Mr Chakraborty resigned and brought claims in the employment tribunal for unfair constructive dismissal and race discrimination. The investigation report was provided by the University as part of the tribunal bundle; it was dated February 2022 and there was a footnote saying that amendments had been made since it was first created in February 2022. Mr Chakraborty asked to see the original version of the report, believing it might be relevant to his discrimination claim. The University refused to produce the earlier version, saying it attracted legal advice privilege (referred to as 'confidential advice privilege' in Scotland).
The EAT found that the original report was not protected by legal advice privilege and that legal advice privilege could not apply to documents retrospectively.
The University made a further appeal to the Court of Session.
Decision
The Court of Session dismissed the appeal, agreeing with the EAT that the original investigation report was not privileged. Its reasoning was slightly different from the EAT, which had adopted a more singular reasoning that documents cannot retrospectively attract legal advice privilege. The Court of Session concluded that:
- In general, it should be possible on most cases to say at the outset whether or not a document is privileged.
- The University had rightly conceded that the investigation report was not privileged at the time of its creation.
- While there may be some instances where documents revealing the content of earlier legal communications attract privilege, this was not such a case. it would not be possible to deduce the contents of legal advice merely from a comparison between two drafts, although one might be able to speculate.
- In any case, the University had waived any legal advice privilege here, both by revealing the contents of the advice to its internal investigator, then by flagging its existence by way of footnote in the final report provided to Mr Chakraborty.
Why we should care
With sensitive investigations on the increase in many workplaces, it is important for employers and their advisers to understand the rules and limits around legal advice privilege.

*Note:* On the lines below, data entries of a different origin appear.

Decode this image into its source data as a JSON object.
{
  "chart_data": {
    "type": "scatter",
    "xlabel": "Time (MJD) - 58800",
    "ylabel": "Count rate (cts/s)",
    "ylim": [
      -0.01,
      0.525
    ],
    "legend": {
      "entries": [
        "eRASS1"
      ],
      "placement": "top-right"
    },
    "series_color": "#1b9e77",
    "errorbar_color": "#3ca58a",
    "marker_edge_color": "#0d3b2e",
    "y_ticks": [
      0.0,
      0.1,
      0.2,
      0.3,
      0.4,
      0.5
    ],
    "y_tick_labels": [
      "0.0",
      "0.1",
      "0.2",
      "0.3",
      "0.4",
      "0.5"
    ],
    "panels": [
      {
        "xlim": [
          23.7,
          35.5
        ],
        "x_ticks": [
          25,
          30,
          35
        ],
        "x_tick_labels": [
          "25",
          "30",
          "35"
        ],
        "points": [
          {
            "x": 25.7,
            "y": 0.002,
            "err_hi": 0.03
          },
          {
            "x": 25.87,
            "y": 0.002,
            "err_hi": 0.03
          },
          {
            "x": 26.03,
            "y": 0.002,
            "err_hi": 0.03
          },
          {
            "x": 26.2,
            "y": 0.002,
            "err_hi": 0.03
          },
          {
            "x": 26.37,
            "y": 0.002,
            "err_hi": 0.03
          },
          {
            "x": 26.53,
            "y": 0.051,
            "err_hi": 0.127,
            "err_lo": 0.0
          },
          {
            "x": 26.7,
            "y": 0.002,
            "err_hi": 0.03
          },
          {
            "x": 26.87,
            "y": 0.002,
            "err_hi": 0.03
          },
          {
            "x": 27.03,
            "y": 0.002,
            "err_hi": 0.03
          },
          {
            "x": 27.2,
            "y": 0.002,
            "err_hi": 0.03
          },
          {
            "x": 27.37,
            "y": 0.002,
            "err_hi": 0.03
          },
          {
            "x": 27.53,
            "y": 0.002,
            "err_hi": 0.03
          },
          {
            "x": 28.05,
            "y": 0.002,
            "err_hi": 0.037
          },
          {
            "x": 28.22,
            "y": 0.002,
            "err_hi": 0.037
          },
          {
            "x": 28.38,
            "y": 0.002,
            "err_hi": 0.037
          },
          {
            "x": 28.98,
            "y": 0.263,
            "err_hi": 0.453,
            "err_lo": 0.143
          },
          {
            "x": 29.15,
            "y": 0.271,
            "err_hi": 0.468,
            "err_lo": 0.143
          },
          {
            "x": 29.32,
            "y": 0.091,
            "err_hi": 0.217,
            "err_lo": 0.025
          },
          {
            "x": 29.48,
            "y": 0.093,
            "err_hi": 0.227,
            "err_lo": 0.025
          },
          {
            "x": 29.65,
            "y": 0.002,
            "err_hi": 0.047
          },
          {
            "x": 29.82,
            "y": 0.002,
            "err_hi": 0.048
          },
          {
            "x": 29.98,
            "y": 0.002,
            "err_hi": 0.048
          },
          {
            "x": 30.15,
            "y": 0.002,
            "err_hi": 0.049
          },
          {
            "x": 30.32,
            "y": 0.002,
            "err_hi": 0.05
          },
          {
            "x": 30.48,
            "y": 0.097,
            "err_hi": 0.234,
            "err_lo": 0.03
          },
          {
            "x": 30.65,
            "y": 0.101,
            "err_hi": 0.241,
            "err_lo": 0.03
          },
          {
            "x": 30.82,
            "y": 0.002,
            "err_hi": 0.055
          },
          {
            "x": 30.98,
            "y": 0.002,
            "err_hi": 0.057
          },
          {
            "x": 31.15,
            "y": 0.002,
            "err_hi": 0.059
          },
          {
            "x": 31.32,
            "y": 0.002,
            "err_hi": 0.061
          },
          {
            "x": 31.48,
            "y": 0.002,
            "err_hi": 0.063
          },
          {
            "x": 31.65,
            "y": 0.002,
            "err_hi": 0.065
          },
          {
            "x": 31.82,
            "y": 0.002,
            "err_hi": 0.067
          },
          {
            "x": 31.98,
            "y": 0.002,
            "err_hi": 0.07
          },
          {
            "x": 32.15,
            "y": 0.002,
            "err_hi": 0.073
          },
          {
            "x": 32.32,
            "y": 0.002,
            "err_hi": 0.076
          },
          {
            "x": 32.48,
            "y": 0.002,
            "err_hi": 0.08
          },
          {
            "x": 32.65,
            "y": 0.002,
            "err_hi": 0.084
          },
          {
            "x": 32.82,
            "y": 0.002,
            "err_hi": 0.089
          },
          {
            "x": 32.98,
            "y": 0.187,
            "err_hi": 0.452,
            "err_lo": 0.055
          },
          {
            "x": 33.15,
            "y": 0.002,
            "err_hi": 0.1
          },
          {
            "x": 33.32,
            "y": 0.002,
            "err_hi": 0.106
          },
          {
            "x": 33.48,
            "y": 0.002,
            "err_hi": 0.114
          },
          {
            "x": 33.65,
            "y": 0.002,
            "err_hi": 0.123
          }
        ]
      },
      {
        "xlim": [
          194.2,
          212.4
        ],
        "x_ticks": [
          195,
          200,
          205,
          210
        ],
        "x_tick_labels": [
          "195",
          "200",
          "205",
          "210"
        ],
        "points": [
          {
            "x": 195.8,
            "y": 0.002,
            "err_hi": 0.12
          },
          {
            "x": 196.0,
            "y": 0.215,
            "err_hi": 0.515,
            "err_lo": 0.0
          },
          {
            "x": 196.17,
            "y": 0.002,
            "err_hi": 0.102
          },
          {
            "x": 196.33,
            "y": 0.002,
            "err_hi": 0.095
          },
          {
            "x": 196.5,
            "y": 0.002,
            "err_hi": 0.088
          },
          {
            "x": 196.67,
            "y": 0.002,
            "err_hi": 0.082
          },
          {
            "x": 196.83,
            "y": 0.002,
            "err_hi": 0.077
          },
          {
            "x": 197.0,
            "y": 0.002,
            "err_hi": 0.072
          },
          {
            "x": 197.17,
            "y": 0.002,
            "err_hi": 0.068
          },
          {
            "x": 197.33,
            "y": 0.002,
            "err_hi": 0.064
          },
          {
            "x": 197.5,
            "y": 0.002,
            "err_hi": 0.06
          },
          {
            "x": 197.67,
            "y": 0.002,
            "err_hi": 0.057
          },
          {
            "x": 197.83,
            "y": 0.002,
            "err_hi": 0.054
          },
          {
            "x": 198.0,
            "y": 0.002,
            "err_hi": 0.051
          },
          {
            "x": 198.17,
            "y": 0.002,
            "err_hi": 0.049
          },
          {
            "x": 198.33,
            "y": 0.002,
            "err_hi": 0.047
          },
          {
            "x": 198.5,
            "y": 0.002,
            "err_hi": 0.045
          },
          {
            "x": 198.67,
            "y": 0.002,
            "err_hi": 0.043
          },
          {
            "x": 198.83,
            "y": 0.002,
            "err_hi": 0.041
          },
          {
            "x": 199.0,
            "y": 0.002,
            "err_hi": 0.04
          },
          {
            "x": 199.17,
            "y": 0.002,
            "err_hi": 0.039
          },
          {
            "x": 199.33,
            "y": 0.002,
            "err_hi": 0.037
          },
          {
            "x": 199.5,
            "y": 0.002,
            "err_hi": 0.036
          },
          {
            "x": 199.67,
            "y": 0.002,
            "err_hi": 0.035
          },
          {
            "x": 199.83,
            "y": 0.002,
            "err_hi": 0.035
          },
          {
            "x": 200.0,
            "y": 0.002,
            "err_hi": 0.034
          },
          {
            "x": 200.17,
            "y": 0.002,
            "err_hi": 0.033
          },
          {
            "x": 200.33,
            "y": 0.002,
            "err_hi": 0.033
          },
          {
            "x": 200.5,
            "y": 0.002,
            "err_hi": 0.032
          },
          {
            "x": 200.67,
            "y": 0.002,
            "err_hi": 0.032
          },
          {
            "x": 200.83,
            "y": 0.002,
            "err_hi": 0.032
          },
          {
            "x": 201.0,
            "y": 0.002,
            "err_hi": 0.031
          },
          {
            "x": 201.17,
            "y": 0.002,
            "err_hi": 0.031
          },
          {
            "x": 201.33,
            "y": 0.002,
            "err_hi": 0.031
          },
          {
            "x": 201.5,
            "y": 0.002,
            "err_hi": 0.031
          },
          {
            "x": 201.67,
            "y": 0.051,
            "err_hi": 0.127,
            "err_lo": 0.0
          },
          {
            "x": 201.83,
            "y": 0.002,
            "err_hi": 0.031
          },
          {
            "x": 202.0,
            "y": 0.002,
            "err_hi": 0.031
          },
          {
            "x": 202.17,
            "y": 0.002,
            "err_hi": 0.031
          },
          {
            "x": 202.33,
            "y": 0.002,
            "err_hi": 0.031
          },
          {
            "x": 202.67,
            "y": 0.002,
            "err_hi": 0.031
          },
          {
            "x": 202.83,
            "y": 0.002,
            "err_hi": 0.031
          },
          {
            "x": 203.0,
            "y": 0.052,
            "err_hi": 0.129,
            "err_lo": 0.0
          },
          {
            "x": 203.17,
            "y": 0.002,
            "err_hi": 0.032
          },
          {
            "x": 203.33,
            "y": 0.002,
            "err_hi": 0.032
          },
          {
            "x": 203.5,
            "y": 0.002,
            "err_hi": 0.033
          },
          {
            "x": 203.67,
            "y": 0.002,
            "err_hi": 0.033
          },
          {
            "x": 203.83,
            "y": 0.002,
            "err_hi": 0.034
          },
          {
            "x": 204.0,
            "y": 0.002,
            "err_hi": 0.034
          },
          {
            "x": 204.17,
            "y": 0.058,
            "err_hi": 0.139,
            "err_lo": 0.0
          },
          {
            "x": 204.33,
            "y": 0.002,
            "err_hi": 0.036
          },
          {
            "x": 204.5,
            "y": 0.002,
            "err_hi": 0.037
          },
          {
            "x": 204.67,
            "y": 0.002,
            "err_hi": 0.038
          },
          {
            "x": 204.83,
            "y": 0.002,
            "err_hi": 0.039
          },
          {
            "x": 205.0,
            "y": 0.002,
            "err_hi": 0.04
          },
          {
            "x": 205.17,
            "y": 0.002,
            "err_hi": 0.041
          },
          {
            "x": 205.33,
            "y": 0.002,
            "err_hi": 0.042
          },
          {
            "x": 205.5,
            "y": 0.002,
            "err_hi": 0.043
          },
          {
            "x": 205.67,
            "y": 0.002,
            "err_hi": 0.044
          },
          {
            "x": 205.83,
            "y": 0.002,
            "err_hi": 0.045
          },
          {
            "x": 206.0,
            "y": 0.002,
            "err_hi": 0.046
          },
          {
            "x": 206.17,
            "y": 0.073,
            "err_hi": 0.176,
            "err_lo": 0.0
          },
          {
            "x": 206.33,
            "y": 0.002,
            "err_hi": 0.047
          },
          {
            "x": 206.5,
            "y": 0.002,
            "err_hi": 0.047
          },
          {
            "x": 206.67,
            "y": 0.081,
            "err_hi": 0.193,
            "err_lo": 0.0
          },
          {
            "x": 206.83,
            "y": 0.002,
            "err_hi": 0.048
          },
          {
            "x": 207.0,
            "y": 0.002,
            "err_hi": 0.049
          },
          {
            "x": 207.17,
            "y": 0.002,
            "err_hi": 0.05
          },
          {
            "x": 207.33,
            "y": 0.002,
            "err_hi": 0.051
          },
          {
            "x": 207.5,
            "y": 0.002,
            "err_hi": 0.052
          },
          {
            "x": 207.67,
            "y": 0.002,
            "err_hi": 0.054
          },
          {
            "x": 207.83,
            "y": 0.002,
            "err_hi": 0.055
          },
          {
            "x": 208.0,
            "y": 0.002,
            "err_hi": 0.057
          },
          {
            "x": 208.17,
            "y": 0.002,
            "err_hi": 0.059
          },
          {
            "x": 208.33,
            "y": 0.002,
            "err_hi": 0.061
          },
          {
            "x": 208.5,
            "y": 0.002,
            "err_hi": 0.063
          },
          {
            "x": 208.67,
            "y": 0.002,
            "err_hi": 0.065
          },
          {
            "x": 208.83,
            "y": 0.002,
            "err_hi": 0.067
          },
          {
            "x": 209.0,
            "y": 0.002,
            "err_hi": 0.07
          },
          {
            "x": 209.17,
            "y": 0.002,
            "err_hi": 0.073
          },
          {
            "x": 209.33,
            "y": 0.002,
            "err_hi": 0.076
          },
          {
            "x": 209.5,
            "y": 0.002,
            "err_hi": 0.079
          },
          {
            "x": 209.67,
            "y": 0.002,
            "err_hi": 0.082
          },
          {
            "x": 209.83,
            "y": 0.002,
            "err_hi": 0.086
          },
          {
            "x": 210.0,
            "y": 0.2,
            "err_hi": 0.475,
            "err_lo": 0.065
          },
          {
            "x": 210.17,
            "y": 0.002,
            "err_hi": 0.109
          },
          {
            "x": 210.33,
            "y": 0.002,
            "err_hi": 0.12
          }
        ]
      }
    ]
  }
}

It is important to understand when the paper trail created by an investigation will and won't be exempt from disclosure.
One of the key aspects of legal advice privilege is that the dominant purpose of the communication or document must be to give or obtain legal advice. By its very nature, the purpose of a grievance investigation report will be to carry out an investigation and establish facts. As demonstrated here, the fact that legal advice is then obtained on that document will not make it privileged.

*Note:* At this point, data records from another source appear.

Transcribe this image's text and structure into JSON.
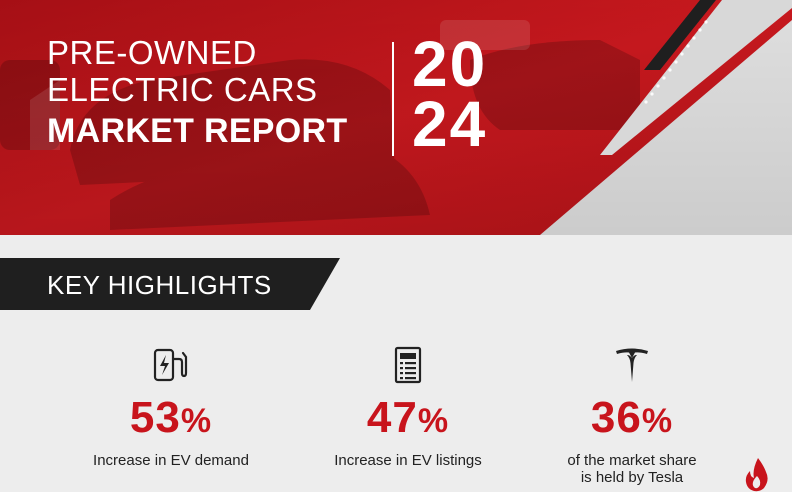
{
  "header": {
    "title_line1": "PRE-OWNED",
    "title_line2": "ELECTRIC CARS",
    "title_line3": "MARKET REPORT",
    "year_top": "20",
    "year_bottom": "24"
  },
  "highlights": {
    "title": "KEY HIGHLIGHTS",
    "stats": [
      {
        "value": "53",
        "unit": "%",
        "description": "Increase in EV demand",
        "icon": "ev-charger-icon"
      },
      {
        "value": "47",
        "unit": "%",
        "description": "Increase in EV listings",
        "icon": "listing-document-icon"
      },
      {
        "value": "36",
        "unit": "%",
        "description_line1": "of the market share",
        "description_line2": "is held by Tesla",
        "icon": "tesla-logo-icon"
      }
    ]
  },
  "colors": {
    "accent_red": "#c8141c",
    "dark": "#1f1f1f",
    "background": "#ededed",
    "text": "#222222"
  }
}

Employers may be lulled into a false sense of security if they involve lawyers early in an investigation involving allegations of discrimination or misconduct in the workplace, assuming that from that point onwards, all communications regarding the matter will be privileged. This is not the case. The particular communication or document must be tested against the established principles set out above.
Even where these conditions are satisfied, an employer may inadvertently waive privilege, so care is needed in how such a document is later handled.

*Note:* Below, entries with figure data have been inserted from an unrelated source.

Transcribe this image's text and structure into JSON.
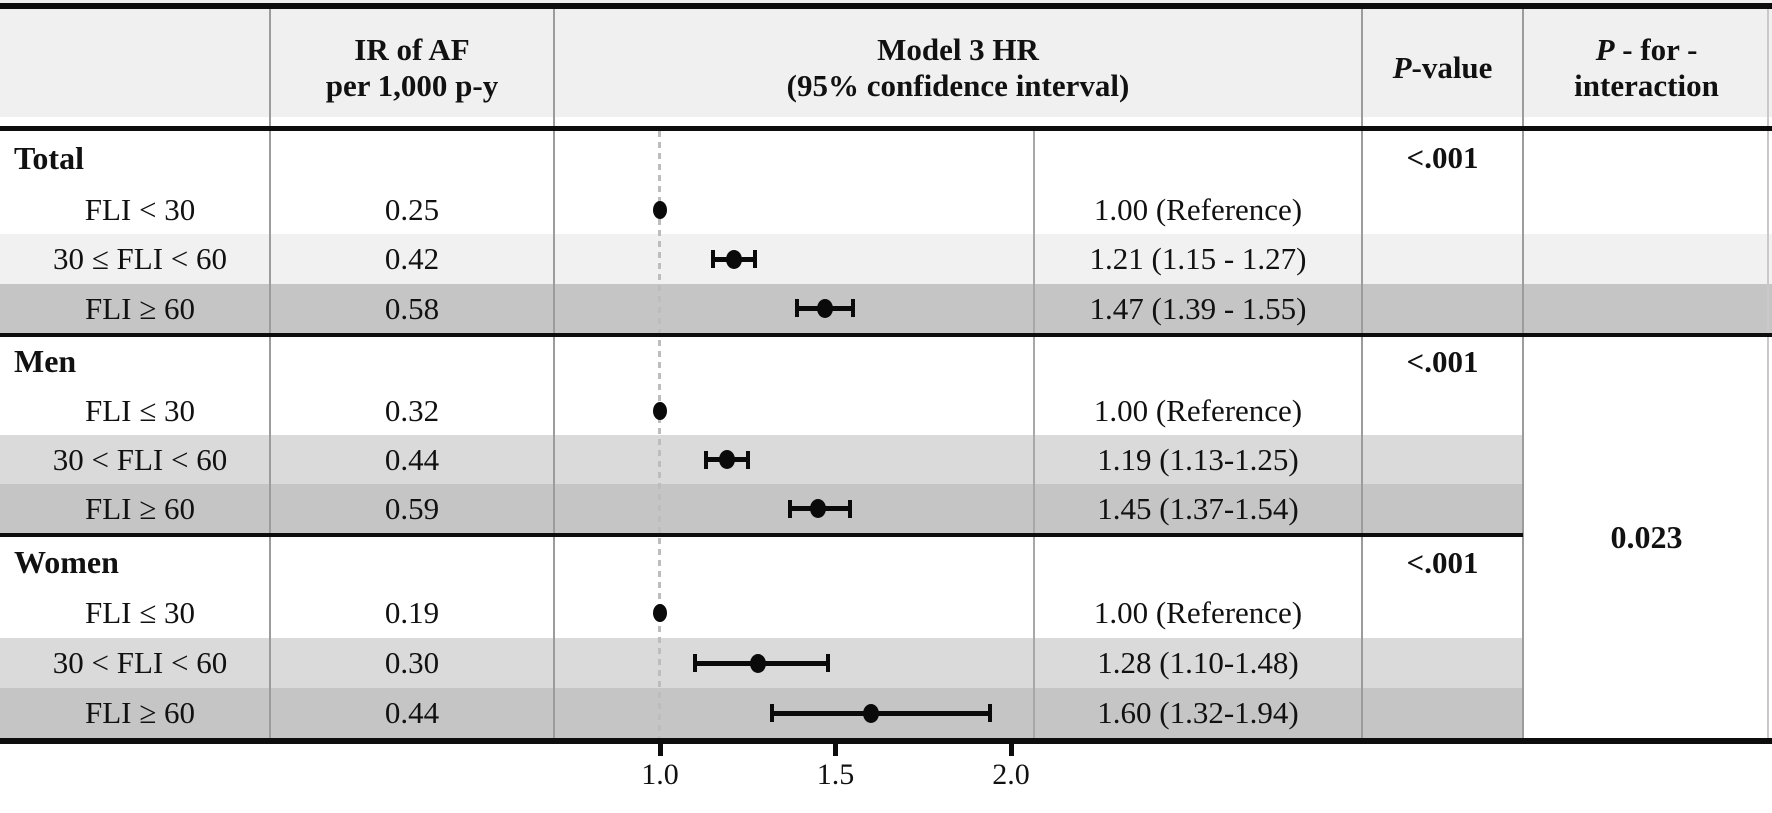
{
  "figure": {
    "headers": {
      "ir_line1": "IR of AF",
      "ir_line2": "per 1,000 p-y",
      "model_line1": "Model 3 HR",
      "model_line2": "(95% confidence interval)",
      "p_value_italic": "P",
      "p_value_rest": "-value",
      "p_int_italic": "P",
      "p_int_rest": " - for -",
      "p_int_line2": "interaction"
    }
  },
  "chart_data": {
    "type": "forest",
    "title": "Model 3 HR (95% confidence interval) for AF by FLI category",
    "x_axis": {
      "scale": "linear",
      "ticks": [
        1.0,
        1.5,
        2.0
      ],
      "tick_labels": [
        "1.0",
        "1.5",
        "2.0"
      ],
      "range_hint": [
        0.72,
        2.07
      ],
      "reference_line": 1.0,
      "grid": false
    },
    "columns": [
      "",
      "IR of AF per 1,000 p-y",
      "Model 3 HR (95% confidence interval)",
      "P-value",
      "P - for - interaction"
    ],
    "sections": [
      {
        "group": "Total",
        "p_value": "<.001",
        "rows": [
          {
            "label": "FLI < 30",
            "ir": "0.25",
            "hr": 1.0,
            "ci_low": null,
            "ci_high": null,
            "hr_text": "1.00 (Reference)",
            "shade": "white"
          },
          {
            "label": "30 ≤ FLI < 60",
            "ir": "0.42",
            "hr": 1.21,
            "ci_low": 1.15,
            "ci_high": 1.27,
            "hr_text": "1.21 (1.15 - 1.27)",
            "shade": "light"
          },
          {
            "label": "FLI ≥ 60",
            "ir": "0.58",
            "hr": 1.47,
            "ci_low": 1.39,
            "ci_high": 1.55,
            "hr_text": "1.47 (1.39 - 1.55)",
            "shade": "dark"
          }
        ]
      },
      {
        "group": "Men",
        "p_value": "<.001",
        "rows": [
          {
            "label": "FLI ≤ 30",
            "ir": "0.32",
            "hr": 1.0,
            "ci_low": null,
            "ci_high": null,
            "hr_text": "1.00 (Reference)",
            "shade": "white"
          },
          {
            "label": "30 < FLI < 60",
            "ir": "0.44",
            "hr": 1.19,
            "ci_low": 1.13,
            "ci_high": 1.25,
            "hr_text": "1.19 (1.13-1.25)",
            "shade": "light"
          },
          {
            "label": "FLI ≥ 60",
            "ir": "0.59",
            "hr": 1.45,
            "ci_low": 1.37,
            "ci_high": 1.54,
            "hr_text": "1.45 (1.37-1.54)",
            "shade": "dark"
          }
        ]
      },
      {
        "group": "Women",
        "p_value": "<.001",
        "rows": [
          {
            "label": "FLI ≤ 30",
            "ir": "0.19",
            "hr": 1.0,
            "ci_low": null,
            "ci_high": null,
            "hr_text": "1.00 (Reference)",
            "shade": "white"
          },
          {
            "label": "30 < FLI < 60",
            "ir": "0.30",
            "hr": 1.28,
            "ci_low": 1.1,
            "ci_high": 1.48,
            "hr_text": "1.28 (1.10-1.48)",
            "shade": "light"
          },
          {
            "label": "FLI ≥ 60",
            "ir": "0.44",
            "hr": 1.6,
            "ci_low": 1.32,
            "ci_high": 1.94,
            "hr_text": "1.60 (1.32-1.94)",
            "shade": "dark"
          }
        ]
      }
    ],
    "p_for_interaction": "0.023",
    "colors": {
      "header_bg": "#f0f0f0",
      "stripe_light_total": "#f1f1f1",
      "stripe_light": "#dadada",
      "stripe_dark": "#c5c5c5",
      "marker": "#0a0a0a",
      "reference_dashes": "#bdbdbd",
      "divider": "#9c9c9c",
      "rule": "#0d0d0d"
    }
  }
}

In practical terms, employers who wish to obtain the recommendations of lawyers on a proposed grievance investigation report, should do so over the phone before finalising and producing such a report, if they do not want to have to disclose earlier drafts. On the other hand, it will surely be rare for drafting changes based on a lawyer's recommendations to reveal a 'smoking gun' which proves bias or discrimination. Lawyers need to be aware of their professional obligations when advising clients about which versions or drafts may be subject to disclosure.